The UCSF findings come amid a surge in reported anti-Asian attacks in the United States. According to Stop AAPI Hate, 3,795 hate incidents were reported to the advocacy group from March 19, 2020, to Feb. 28, 2021 — more than 600 of them from March 19 to 25, 2020. The organization believes those incidents represent only a fraction of the true number.
“Although we were unable to assess the relationship between hateful hashtags and hate crimes, our results provide a plausible connection because many tweets and hashtags implied violence,” the study said.
On Tuesday night, a suspected gunman opened fire at three Atlanta-area spas, killing eight people, mostly women Asian descent, police said.
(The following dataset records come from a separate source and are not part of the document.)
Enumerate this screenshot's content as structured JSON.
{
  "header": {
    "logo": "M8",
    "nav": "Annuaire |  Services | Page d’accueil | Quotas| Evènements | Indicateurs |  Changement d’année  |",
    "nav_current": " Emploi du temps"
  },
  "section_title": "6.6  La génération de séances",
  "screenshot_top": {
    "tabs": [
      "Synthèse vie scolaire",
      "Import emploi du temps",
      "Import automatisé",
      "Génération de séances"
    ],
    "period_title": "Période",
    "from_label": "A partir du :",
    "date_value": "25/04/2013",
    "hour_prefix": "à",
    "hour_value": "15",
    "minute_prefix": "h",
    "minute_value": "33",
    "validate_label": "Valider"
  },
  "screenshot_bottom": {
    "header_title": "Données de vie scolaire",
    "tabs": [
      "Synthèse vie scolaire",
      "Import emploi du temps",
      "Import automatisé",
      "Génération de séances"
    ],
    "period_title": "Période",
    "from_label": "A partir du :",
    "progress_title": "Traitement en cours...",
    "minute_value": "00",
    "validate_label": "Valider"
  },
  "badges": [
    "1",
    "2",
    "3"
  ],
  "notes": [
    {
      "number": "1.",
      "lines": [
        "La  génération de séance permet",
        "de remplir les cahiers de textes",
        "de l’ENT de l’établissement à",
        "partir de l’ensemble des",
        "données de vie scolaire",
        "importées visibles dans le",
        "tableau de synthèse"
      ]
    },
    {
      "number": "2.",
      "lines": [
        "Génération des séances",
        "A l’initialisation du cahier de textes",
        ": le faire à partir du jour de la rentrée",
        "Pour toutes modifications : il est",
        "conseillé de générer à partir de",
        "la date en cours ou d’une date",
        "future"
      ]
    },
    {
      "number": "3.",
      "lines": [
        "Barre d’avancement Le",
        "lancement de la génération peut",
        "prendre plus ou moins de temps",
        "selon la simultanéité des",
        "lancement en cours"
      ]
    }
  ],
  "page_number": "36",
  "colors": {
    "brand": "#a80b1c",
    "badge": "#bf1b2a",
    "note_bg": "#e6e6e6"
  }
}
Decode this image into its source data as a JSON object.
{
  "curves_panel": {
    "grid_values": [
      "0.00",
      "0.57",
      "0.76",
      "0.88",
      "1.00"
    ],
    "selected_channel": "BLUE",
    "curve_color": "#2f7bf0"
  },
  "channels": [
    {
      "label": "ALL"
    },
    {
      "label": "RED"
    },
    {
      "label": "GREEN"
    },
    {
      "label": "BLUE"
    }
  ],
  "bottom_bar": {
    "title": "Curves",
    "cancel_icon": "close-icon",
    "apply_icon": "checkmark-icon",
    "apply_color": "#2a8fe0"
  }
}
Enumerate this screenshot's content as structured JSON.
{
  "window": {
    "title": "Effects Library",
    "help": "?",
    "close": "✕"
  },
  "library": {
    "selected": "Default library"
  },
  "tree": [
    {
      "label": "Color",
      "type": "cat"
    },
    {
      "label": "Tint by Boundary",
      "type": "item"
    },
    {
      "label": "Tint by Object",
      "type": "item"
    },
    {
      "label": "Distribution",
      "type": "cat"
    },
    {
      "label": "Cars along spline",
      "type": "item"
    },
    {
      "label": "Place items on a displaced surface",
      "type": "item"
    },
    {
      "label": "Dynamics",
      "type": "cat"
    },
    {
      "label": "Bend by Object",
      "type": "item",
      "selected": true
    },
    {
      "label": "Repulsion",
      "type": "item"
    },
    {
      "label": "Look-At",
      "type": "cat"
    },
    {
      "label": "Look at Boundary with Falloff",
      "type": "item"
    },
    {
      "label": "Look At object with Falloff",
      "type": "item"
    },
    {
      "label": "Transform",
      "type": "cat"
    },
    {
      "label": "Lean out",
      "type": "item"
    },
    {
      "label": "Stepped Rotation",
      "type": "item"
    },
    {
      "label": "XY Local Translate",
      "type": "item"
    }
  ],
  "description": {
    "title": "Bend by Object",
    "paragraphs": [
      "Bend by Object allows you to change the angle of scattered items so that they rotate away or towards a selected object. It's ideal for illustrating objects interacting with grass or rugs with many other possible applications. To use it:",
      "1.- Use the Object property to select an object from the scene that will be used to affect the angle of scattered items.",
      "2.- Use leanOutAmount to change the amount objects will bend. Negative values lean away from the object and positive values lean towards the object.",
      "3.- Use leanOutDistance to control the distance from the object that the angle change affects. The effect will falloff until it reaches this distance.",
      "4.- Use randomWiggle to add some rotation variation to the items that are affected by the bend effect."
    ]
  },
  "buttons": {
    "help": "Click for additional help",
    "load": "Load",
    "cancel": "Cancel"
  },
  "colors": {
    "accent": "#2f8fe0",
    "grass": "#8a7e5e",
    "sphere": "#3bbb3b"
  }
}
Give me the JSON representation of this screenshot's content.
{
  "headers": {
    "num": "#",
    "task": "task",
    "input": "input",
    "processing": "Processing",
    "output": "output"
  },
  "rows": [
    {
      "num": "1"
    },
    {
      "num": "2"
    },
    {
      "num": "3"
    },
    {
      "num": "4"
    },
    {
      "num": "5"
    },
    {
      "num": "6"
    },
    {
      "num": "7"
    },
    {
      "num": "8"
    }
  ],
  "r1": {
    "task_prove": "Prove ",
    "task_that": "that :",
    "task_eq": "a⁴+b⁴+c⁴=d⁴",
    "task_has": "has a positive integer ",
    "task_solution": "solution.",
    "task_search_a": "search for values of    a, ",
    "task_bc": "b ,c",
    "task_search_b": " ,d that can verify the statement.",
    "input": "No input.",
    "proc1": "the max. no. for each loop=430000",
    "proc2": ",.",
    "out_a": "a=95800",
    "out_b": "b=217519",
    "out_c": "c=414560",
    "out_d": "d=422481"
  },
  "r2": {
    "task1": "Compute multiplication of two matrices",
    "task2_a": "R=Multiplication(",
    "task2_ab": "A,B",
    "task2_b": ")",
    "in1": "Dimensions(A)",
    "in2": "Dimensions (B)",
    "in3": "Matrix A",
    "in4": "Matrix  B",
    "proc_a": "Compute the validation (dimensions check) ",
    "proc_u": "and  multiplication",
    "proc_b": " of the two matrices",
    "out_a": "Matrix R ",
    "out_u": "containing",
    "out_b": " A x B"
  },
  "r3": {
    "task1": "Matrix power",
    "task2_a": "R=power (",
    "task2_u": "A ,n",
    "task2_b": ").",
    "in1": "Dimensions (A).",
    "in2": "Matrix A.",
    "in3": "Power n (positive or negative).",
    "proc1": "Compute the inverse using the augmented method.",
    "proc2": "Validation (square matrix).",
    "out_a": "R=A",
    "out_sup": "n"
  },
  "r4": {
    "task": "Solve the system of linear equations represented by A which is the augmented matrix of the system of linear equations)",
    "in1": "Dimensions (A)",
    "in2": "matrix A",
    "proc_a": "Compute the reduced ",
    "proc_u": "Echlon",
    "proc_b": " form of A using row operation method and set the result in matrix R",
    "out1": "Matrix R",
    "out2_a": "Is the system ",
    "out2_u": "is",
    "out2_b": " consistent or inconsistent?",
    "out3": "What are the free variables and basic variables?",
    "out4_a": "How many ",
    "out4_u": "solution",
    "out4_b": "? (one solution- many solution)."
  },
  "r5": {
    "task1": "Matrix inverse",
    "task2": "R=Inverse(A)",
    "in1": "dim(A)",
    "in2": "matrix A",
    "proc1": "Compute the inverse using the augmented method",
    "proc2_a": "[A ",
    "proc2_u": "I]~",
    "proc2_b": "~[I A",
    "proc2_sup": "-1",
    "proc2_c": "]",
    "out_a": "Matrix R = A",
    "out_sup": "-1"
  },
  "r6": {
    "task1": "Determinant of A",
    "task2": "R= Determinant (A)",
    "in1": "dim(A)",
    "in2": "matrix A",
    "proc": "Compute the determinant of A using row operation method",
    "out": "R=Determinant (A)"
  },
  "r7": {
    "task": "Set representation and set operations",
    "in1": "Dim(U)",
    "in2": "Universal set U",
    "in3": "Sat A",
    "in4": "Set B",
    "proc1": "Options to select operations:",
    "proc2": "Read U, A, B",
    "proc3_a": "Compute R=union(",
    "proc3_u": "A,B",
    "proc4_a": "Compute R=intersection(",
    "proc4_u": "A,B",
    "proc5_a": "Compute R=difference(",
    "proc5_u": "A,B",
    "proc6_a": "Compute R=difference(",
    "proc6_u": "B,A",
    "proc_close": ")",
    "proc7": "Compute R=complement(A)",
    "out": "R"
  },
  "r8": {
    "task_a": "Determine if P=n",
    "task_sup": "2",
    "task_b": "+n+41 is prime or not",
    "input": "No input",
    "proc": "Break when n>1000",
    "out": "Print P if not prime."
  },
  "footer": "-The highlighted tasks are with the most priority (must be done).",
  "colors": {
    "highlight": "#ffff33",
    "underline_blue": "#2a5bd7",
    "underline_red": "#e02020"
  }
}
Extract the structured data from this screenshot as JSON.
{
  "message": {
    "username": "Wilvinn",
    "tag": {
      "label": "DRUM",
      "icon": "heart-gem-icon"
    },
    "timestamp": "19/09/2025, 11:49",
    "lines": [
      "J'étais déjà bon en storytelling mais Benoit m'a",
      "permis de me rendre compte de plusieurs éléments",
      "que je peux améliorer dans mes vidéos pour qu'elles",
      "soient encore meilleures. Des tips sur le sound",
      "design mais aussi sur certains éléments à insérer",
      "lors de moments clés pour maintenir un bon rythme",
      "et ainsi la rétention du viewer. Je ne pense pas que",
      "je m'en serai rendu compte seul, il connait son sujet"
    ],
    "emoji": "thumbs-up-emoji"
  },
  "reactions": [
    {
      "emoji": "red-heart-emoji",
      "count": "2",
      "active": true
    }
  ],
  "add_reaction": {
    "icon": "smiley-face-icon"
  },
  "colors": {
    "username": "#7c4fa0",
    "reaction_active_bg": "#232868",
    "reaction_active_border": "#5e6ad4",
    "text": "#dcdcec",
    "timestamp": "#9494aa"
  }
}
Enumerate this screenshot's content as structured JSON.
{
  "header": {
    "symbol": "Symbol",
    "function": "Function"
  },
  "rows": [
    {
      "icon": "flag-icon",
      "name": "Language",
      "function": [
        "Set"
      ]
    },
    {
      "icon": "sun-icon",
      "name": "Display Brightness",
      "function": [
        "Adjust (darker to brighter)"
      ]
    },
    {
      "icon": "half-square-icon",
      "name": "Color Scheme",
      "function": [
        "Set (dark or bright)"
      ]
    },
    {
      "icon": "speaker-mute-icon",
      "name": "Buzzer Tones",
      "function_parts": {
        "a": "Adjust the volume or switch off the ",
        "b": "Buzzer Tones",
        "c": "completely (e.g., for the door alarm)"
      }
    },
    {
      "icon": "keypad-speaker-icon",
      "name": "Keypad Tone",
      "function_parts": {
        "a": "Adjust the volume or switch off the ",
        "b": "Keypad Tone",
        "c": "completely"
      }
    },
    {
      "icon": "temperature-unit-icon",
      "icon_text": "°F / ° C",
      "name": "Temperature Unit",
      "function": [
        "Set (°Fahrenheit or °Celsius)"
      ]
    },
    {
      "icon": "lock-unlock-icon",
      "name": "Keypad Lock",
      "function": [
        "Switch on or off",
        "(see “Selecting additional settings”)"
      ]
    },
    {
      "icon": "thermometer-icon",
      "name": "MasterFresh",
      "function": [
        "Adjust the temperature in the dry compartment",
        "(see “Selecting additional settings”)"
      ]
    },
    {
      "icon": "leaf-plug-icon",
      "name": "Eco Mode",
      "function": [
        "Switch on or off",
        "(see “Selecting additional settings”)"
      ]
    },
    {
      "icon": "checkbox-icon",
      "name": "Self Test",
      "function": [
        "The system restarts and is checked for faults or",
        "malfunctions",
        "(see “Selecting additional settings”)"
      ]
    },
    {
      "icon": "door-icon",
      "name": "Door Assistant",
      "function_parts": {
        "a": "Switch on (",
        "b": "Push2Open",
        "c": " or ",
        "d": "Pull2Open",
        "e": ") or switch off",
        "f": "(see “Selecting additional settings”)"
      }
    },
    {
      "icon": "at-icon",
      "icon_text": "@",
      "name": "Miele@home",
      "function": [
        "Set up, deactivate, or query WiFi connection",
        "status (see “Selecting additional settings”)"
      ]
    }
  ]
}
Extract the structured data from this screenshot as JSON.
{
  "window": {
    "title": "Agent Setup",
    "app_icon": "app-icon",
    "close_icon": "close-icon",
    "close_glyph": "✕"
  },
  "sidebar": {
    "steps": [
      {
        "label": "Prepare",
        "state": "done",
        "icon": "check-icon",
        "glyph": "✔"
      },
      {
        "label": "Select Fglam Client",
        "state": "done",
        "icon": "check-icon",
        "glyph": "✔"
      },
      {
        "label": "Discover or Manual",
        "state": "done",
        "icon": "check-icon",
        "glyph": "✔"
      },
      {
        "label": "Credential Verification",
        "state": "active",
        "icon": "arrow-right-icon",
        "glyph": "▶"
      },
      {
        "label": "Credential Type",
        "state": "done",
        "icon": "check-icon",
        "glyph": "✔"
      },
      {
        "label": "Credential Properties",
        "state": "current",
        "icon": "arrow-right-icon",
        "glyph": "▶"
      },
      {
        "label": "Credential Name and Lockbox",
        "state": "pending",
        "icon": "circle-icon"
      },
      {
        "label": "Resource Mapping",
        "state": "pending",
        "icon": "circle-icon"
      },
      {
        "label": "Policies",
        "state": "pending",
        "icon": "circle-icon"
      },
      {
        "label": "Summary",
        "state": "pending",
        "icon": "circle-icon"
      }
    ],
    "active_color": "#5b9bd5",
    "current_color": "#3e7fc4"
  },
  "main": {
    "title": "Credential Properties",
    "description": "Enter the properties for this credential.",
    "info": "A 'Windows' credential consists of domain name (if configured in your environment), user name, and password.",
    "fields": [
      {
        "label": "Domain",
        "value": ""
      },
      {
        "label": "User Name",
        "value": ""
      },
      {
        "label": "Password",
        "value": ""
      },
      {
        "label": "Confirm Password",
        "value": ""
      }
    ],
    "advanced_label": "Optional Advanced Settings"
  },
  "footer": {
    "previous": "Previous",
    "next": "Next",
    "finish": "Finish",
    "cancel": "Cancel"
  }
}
The shooting spree has heightened fears about anti-Asian crime, although authorities are still investigating and have not labeled the killings as racially motivated.
Trump’s office has not responded to a request for comment from Spectrum News on the UCSF study.
On March 18, 2020, two days after his initial "Chinese virus" tweet, Trump defended using the term.
"It’s not racist at all," he said at a White House news conference. "No, not at all."
"Because it comes from China," he added. "That’s why. I want to be accurate."
The researchers say their findings indeed suggest that the names of diseases can have consequences.
"Everyone — scientists, community members, and politicians — should use neutral, nonjudgmental language to avoid stigmatizing communities and perpetuating discrimination," the study advised.